Dragging an anchor down the middle of any river is bad, bad stuff. nothing like scouring the river bottom because you want to slow your drift... I use a chain anchor on my boat but I NEVER drag it on purpose... just use it to hold the boat at a stop...

Please to anybody reading this who doesn't already know - do not drag anchors to slow a drift. Bad form.


----------



## Dave (Mar 31, 2000)

I was up there last week. I did a float from Gates to Wakeley , caught one Rain Bow I think he was cousin to yours. The DNR was doing a survey in front of the lodge and came up with fish in the 24 inch class. You know the place, right by the fence where all the wood is.
I used ants both black and cinnamon in a size 14 and 16. I think the only time you get a good size fish is at night. Maybe next year I can do a night float......


----------



## riverhntr1 (Jun 21, 2008)

abstract_72 said:


> Dragging an anchor down the middle of any river is bad, bad stuff. nothing like scouring the river bottom because you want to slow your drift... I use a chain anchor on my boat but I NEVER drag it on purpose... just use it to hold the boat at a stop...
> 
> Please to anybody reading this who doesn't already know - do not drag anchors to slow a drift. Bad form.


 
Nobody is talking about dragging an anchor. What we are talking about is dragging a chain about two feet long behind the boat. you are toally missing what we are talking about. Dragging three pounds of chain that is almost impossible to get hung up does little to nothing to the bottom.


----------



## Shoeman (Aug 26, 2000)

abstract_72 said:


> the "draggin chains" comment has to be a joke right?


Been done for generations.
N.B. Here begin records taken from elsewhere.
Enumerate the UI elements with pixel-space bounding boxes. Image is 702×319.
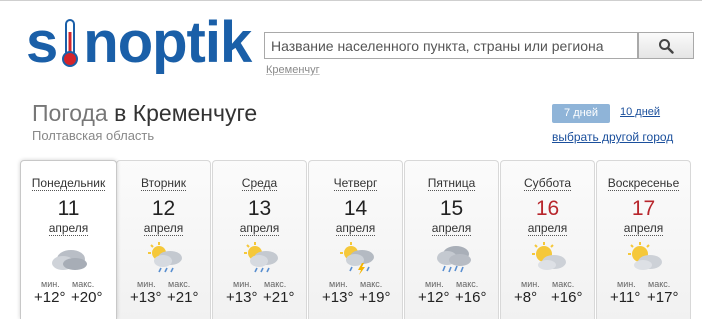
region-label: Полтавская область xyxy=(32,128,155,143)
day-month: апреля xyxy=(431,221,472,236)
min-temp: +12° xyxy=(34,289,66,306)
day-month: апреля xyxy=(143,221,184,236)
min-temp: +8° xyxy=(514,289,538,306)
max-temp: +21° xyxy=(167,289,199,306)
search-button[interactable] xyxy=(638,32,694,59)
day-card[interactable]: Воскресенье 17 апреля мин. макс. +11° +17° xyxy=(596,160,691,319)
day-name: Среда xyxy=(241,176,278,191)
day-number: 15 xyxy=(439,197,464,220)
title-city: в Кременчуге xyxy=(114,100,258,126)
day-name: Пятница xyxy=(427,176,476,191)
min-label: мин. xyxy=(425,279,444,289)
day-month: апреля xyxy=(335,221,376,236)
max-label: макс. xyxy=(552,279,575,289)
tab-10-days[interactable]: 10 дней xyxy=(620,106,660,118)
max-temp: +19° xyxy=(359,289,391,306)
search-icon xyxy=(659,38,674,54)
partly-cloudy-rain-icon xyxy=(239,241,283,275)
min-label: мин. xyxy=(329,279,348,289)
forecast-days: Понедельник 11 апреля мин. макс. +12° +20° Втор… xyxy=(20,160,692,319)
max-label: макс. xyxy=(648,279,671,289)
day-number: 12 xyxy=(151,197,176,220)
min-label: мин. xyxy=(521,279,540,289)
min-temp: +13° xyxy=(226,289,258,306)
day-card[interactable]: Четверг 14 апреля мин. макс. +13° +19° xyxy=(308,160,403,319)
sinoptik-logo[interactable]: s noptik xyxy=(26,10,252,75)
title-prefix: Погода xyxy=(32,100,108,126)
day-name: Понедельник xyxy=(31,176,106,191)
max-temp: +17° xyxy=(647,289,679,306)
min-label: мин. xyxy=(233,279,252,289)
thermometer-icon xyxy=(60,18,80,68)
cloudy-icon xyxy=(47,241,91,275)
day-number: 14 xyxy=(343,197,368,220)
tab-7-days[interactable]: 7 дней xyxy=(552,104,610,123)
partly-cloudy-icon xyxy=(623,241,667,275)
cloudy-rain-icon xyxy=(431,241,475,275)
day-name: Суббота xyxy=(524,176,571,191)
max-temp: +21° xyxy=(263,289,295,306)
day-number: 16 xyxy=(535,197,560,220)
search-input[interactable]: Название населенного пункта, страны или … xyxy=(264,32,638,59)
top-divider xyxy=(0,0,702,1)
min-label: мин. xyxy=(41,279,60,289)
day-card[interactable]: Вторник 12 апреля мин. макс. +13° +21° xyxy=(116,160,211,319)
page-title: Погода в Кременчуге xyxy=(32,100,257,127)
day-card[interactable]: Среда 13 апреля мин. макс. +13° +21° xyxy=(212,160,307,319)
day-name: Вторник xyxy=(141,176,186,191)
day-number: 13 xyxy=(247,197,272,220)
day-name: Четверг xyxy=(333,176,378,191)
logo-text-left: s xyxy=(26,10,58,75)
max-temp: +20° xyxy=(71,289,103,306)
logo-text-right: noptik xyxy=(83,10,252,75)
min-temp: +12° xyxy=(418,289,450,306)
day-month: апреля xyxy=(623,221,664,236)
min-label: мин. xyxy=(137,279,156,289)
max-label: макс. xyxy=(72,279,95,289)
max-temp: +16° xyxy=(551,289,583,306)
max-label: макс. xyxy=(360,279,383,289)
min-temp: +13° xyxy=(322,289,354,306)
day-card[interactable]: Пятница 15 апреля мин. макс. +12° +16° xyxy=(404,160,499,319)
pick-other-city-link[interactable]: выбрать другой город xyxy=(552,130,673,144)
max-label: макс. xyxy=(168,279,191,289)
partly-cloudy-rain-icon xyxy=(143,241,187,275)
min-temp: +11° xyxy=(610,289,641,306)
day-number: 17 xyxy=(631,197,656,220)
day-name: Воскресенье xyxy=(607,176,680,191)
day-card[interactable]: Понедельник 11 апреля мин. макс. +12° +20° xyxy=(20,160,117,319)
thunderstorm-sun-icon xyxy=(335,241,379,275)
max-label: макс. xyxy=(456,279,479,289)
max-temp: +16° xyxy=(455,289,487,306)
day-card[interactable]: Суббота 16 апреля мин. макс. +8° +16° xyxy=(500,160,595,319)
day-month: апреля xyxy=(239,221,280,236)
day-month: апреля xyxy=(48,221,89,236)
max-label: макс. xyxy=(264,279,287,289)
day-number: 11 xyxy=(57,197,80,220)
search-hint-link[interactable]: Кременчуг xyxy=(266,64,320,76)
partly-cloudy-icon xyxy=(527,241,571,275)
min-label: мин. xyxy=(617,279,636,289)
day-month: апреля xyxy=(527,221,568,236)
min-temp: +13° xyxy=(130,289,162,306)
Think you could stop one of those 20+' wooded jobbies with just a pole?


----------



## misfit1III8 (Jul 11, 2009)

abstract_72 said:


> the "draggin chains" comment has to be a joke right?


Not a joke at all..

Tell some of the boys that run and have been runnin' an AuSable River boat for years not to be dragging chains and see what they have to say..


----------



## abstract_72 (May 27, 2007)

ok I missed the point I guess...


----------



## Shoeman (Aug 26, 2000)

abstract_72 said:


> ok I missed the point I guess...


Doesn't make it right, but...

Probably less invasive then guys trampling gravel during the salmon/trout/steelhead spawn

Or mudmotors flying through a marsh


----------



## abstract_72 (May 27, 2007)

yeah it's cool if that's how they do it - I did not intend to hijack this thread...

Nice looking fish flyfishinchristian!


----------



## flyfishinchristian (Oct 5, 2006)

Hey, I'm glad to generate some conversation...

And if it is a norm, maybe I need to try it because I was spending more time trying to avoid logs than anything else.

How big/ how many are we talking about here?


----------



## flyfishinchristian (Oct 5, 2006)

I did some searching and found out this has been discussed here before. 

http://www.michigan-sportsman.com/forum/showthread.php?p=1201919

And on the internet I found a web page where a guy talked about tricking out his canoe for fishing:

http://www.riverbassin.com/site/2009/08/tricking-out-a-solo-canoe-for-fishing/

I think I may need to stop into my local Tractor Supply Company.


----------



## Shoeman (Aug 26, 2000)

I set up several of my canoes pretty much the same way

On the last one, I used a sailing pulley and attached it to the stern deck with one of those zig-zag type cleats at the helm seat. More rope, more drag.

The old-style window weights also work quite well, although they are brittle and will break eventually, especially in rocks. Chain is cool though. With a shackle you can add another length for faster water

Using chain will help keeping the canoe pointing downstream, however sharper bends will require some correction since it will push you to the outside where more than likely you want to fish


----------



## misfit1III8 (Jul 11, 2009)

I have considered the Stinger anchor system for my kayak but I need to find out how easily it can be removed. Many places I fish I pull my kayak on a carrier through the woods to get to places that most people dont. Whereas it would be great if I did nothing but river fish.

http://goldendrake.com/store/index.php?main_page=index&cPath=3&zenid=nalfrnglhbt034ocsu5kgbpkc1


----------



## flyfishinchristian (Oct 5, 2006)

misfit1III8 said:


> I have considered the Stinger anchor system for my kayak but I need to find out how easily it can be removed. Many places I fish I pull my kayak on a carrier through the woods to get to places that most people dont. Whereas it would be great if I did nothing but river fish.
> 
> http://goldendrake.com/store/index.php?main_page=index&cPath=3&zenid=nalfrnglhbt034ocsu5kgbpkc1



I saw the stinger on an episode of Michigan out-of-doors and it looked pretty cool. When I was in Grayling, I think the old AuSable fly shop is going to be renting kayaks with them. They said they had one in the back and were going to install it - not sure if they meant it will be installed on a kayak to buy or to rent....


----------